The LSE, Europe's biggest stock market, has spurned a succession of bid approaches over the past two years. But its most recent suitor, US stock exchange Nasdaq, has built up a 25 percent stake in the business, raising speculation it may eventually succeed in a take-over bid and be forced to export some of the United States' more onerous business regulations, such as Sarbanes-Oxley reporting requirements, to LSE-listed firms.
Balls said the new legislation would strengthen the hand of the UK's Financial Services Authority (FSA) to ensure that could not happen. "The issue was that if you had a foreign owner and that owner's home regulator starts exporting its rules to London, then the FSA would be able to not let that happen," he said.
Fox-Pitt, Kelton analyst Andrew Mitchell said the government's decision to clarify the regulatory position could make it marginally easier for a Nasdaq take-over to succeed. "It does remove one potential area of doubt," he said. Nasdaq declined comment. Under UK take-over rules, Nasdaq is free to bid for the LSE from September 30 - six months after it abandoned its last attempt.
Mitchell expects Nasdaq eventually to make an offer, but sees no reason for it to move quickly given it already owns such a big stake, representing a potentially big barrier to any rival approach. "This legislation will confer a new and specific power on the FSA to veto rule changes proposed by the exchanges that would be disproportionate in their impact on the pivotal economic role that exchanges play in the UK and EU," Balls said.
"It will outlaw the imposition of any rules that might endanger the light touch, risk-based regulatory regime that underpins London's success." Balls, who is minister for the City of London financial sector, stressed the government remained blind to who owned the exchanges - it was just concerned how they were regulated.
"Nothing in this legislation has any consequence for the nationality of the ownership of UK exchanges.
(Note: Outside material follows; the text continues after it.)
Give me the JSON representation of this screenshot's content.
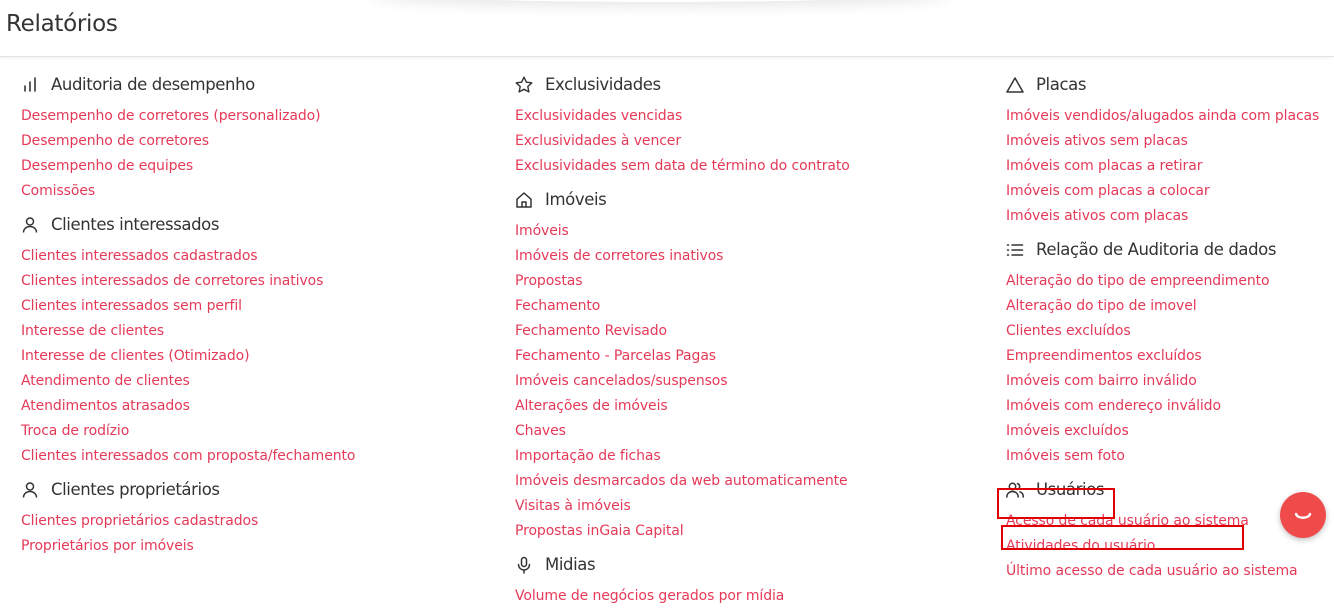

It will neither make overseas ownership easier nor more difficult," Balls said. "We remain open to overseas investment that will continue to be able to benefit from our regulatory regime."
Treasury sources said the law could come into effect in the Companies Bill. The FSA welcomed the government proposals, saying it was supportive of the proposed approach. "The new provisions will provide confidence to UK markets and stakeholders that foreign ownership will not undermine the essence of the UK regulatory regime," it said in a statement. Balls is on a two-day trip to promote City of London interests in Hong Kong before he flies to Indonesia on Thursday.